Silêncio Negro
14.02-23.03.2019

Silêncio Negro

Luiz Martins 14.02-23.03.2019

“Intuindo o meu caminho entre o popular e o erudito, a fonte e o refinamento e depois de haver feito algumas composições, passei a ver nos instrumentos simbólicos um tipo de ‘fala’, uma poética visual brasileira capaz de configurar e sintetizar adequadamente todo o núcleo de meu interesse como artista.”

Rubem Valentim

As palavras do mestre Rubem Valentim (1922-1991) ecoam na trajetória de Luiz Martins. Para a sua segunda exposição individual na galeria, o artista apresenta uma série de trabalhos na qual se debruça sobre um tema caro à sua pesquisa: suas origens e a construção de sua linguagem. Autodidata, nasceu na pequena cidade de Machacalis, interior de Minas Gerais, em uma família de descendência afro-brasileira, de um lado, e pertencente à tribo indígena dos maxakali, de outro. As pinturas rupestres daquela região povoam seu imaginário desde seu primeiro contato com a arte, estética ancestral que atua como elemento estrutural em sua produção.

Sua história pessoal segue como a de tantos brasileiros: aos 17 anos, muda-se para São Paulo, onde vai experimentar a dura vida da periferia, os percalços e os inúmeros mecanismos de exclusão das populações marginalizadas, esse lugar de escuridão e esquecimento em que tantos acessos são negados.

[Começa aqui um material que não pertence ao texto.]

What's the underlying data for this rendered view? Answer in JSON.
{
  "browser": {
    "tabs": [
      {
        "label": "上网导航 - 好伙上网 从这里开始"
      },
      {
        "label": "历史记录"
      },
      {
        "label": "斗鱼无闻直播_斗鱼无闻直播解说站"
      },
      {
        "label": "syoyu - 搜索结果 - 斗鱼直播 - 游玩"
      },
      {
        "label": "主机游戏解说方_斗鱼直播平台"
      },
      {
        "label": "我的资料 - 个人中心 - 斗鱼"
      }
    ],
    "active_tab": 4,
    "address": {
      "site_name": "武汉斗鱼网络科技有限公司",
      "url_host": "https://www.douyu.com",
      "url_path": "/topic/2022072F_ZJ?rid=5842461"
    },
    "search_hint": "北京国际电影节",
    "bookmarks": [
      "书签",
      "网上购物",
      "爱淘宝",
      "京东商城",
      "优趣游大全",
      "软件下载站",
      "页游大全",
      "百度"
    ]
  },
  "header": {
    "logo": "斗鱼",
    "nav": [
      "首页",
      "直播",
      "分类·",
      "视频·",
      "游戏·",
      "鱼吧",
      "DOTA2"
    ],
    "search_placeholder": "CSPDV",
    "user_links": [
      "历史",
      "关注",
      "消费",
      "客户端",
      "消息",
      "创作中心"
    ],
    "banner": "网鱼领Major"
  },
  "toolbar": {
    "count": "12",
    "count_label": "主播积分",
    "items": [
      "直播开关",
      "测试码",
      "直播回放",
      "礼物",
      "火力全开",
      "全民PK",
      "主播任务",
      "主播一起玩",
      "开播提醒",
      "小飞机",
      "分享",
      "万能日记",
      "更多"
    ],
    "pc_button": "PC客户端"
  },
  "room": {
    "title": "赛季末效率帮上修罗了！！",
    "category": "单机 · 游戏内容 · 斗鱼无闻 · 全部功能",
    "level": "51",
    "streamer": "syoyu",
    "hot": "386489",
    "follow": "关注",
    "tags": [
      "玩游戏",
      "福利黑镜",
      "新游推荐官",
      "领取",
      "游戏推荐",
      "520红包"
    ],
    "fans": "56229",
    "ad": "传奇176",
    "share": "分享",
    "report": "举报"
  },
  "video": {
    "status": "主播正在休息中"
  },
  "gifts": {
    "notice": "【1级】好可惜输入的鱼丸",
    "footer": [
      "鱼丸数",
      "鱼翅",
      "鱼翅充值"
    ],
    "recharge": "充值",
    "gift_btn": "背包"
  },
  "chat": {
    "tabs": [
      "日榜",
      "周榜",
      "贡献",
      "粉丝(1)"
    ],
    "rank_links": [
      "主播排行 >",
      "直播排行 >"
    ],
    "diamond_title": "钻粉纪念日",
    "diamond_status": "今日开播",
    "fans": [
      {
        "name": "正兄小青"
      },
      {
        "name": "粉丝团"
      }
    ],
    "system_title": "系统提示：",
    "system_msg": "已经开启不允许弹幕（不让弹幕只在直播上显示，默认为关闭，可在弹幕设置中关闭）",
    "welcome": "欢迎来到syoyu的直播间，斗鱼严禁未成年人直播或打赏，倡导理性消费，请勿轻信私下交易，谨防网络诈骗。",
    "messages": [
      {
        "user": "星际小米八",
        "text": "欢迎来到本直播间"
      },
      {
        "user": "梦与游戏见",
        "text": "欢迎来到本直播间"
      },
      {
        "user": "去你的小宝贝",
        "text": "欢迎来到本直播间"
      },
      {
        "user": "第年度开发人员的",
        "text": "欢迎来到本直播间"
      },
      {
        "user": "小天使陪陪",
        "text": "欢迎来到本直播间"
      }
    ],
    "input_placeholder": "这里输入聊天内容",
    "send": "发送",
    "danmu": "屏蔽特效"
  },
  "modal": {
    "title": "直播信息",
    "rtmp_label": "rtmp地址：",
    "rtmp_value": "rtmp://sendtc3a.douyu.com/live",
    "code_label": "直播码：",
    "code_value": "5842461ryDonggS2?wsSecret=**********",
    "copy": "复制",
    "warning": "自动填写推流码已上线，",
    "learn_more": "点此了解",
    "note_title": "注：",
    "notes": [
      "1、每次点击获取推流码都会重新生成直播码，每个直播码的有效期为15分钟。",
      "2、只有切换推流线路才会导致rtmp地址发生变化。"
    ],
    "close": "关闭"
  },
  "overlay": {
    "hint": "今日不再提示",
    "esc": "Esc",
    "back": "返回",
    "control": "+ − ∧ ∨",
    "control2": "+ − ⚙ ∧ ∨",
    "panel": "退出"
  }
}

As marcas desta trajetória aparecem no silêncio das formas de Luiz Martins: substituições simbólicas de um persistente processo de silenciamento, resgate de uma história ainda tão presente em situações de seu cotidiano.

Seu trabalho, antes gráfico que geométrico, apresenta estas formas por vezes pairando sobre a escrita, expressão da cultura em seus diversos cânones: folhas de dicionário, bíblia ou tabloides, representantes do discurso dominante do branco europeu, palavras que por tantas vezes se transformaram em instrumentos de violência literal e simbólica. Os materiais, as texturas, as “peles” e seres que habitam o universo do artista carregam este simbolismo.

Em um período em que importantes instituições ao redor do globo promovem exposições a fim de reparar a histórica exclusão das minorias do circuito de arte, podemos situar seu trabalho a partir da discussão apresentada na exposição “Soul of a Nation: Art in the Age of Black Power” – que passou pela Tate Modern, em Londres, e o Brooklyn Museum, em Nova York. Na mostra é colocado em xeque o lugar da arte política apenas enquanto arte figurativa, apontando o lugar da abstração como de igual importância neste debate – e é sobre este lugar de fala que se dedica a presente exposição de Luiz Martins.

Em sua mais recente série, ao sobrepor suas formas sobre antigos desenhos de Debret e Rugendas, que categorizavam e atribuíam características e funções às diferentes raças, o artista faz referência a processos persistentes na estruturação da sociedade, e ainda uma sutil crítica a um mercado que até hoje premia e destaca estereótipos políticos e culturais. Antes de mais nada, é o lugar do corpo e a ancestralidade deste corpo – que neste caso nenhuma figuração poderia representar em seu todo – que interessa a Luiz Martins, contundente expressão de sua complexa e fascinante história de vida.